Am 29. März habe ihm dann der zuständige leitende Angestellte der GfM-Gruppe einen Vertragsentwurf zum "Projekt 5.000" geschickt, so Schellenberger. Sein Büro habe den Entwurf in seinem Auftrag per E-Mail am 4. April an das Büro des Ministerpräsidenten übermittelt "und darauf hingewiesen, dass ich in dieser Angelegenheit vermittelnd wirke und die Staatskanzlei nunmehr um Übernahme bitte."
Opposition fehlen Antworten auf wichtige Fragen
Einen Fragenkatalog mit elf Fragen hat Grünen-Chefin Cornelia Lüddemann im Auftrag ihrer Fraktion an den Landtagspräsidenten geschickt. Im MDR SACHSEN-ANHALT-Interview sieht Lüddemann weiterhin Gesprächsbedarf: "Diese Pressemitteilung beantwortet einige Fragen, aber nicht alle. Warum beispielsweise hat der Landtagspräsident seine Kontakte nicht den für Arbeits-Migration zuständigen Stellen zur Verfügung gestellt? Warum ist neben der Staatskanzlei nicht parallel der Landtag informiert worden? Wir Grüne erwarten weiterhin eine direkte Information im Ältestenrat."
Und das sieht auch Stefan Gebhardt von den Linken so: "Der Landtagspräsident steht unter enormen Rechtfertigungs-Druck. [...] Offen bleibt weiterhin, warum Herr Schellenberger seine Kompetenzen weit überschritten hat und an den Fach-Ministerien vorbei agierte.
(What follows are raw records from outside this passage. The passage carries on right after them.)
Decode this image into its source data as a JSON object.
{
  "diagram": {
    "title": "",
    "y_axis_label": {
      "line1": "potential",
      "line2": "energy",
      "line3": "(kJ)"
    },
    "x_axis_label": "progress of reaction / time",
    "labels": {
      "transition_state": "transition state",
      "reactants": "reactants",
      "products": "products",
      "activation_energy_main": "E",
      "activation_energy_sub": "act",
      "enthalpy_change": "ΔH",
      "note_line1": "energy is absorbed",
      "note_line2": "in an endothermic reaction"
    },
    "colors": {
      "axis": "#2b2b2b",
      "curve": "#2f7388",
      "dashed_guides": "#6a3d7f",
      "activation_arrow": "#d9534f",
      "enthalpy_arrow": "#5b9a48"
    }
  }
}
Wir bleiben bei unserer Forderung nach Sondersitzung des Ältestenrates und vollständiger Aufklärung der Vorgänge."
Der Ältestenrat würde jedoch erst wieder zur nächsten Landtagssitzung Anfang Juni zusammenkommen. Das ist beiden Parteien zu spät, um die noch offenen Fragen zu klären. Die AfD-Fraktion hatte Schellenbergers Vorgehen am Montag in einer Mitteilung dahingehend verteidigt, dass sie keine Kompetenz-Überschreitung des Landtagspräsidenten erkennen könne.
MDR (Lars Frohmüler, Fabienne von der Eltz)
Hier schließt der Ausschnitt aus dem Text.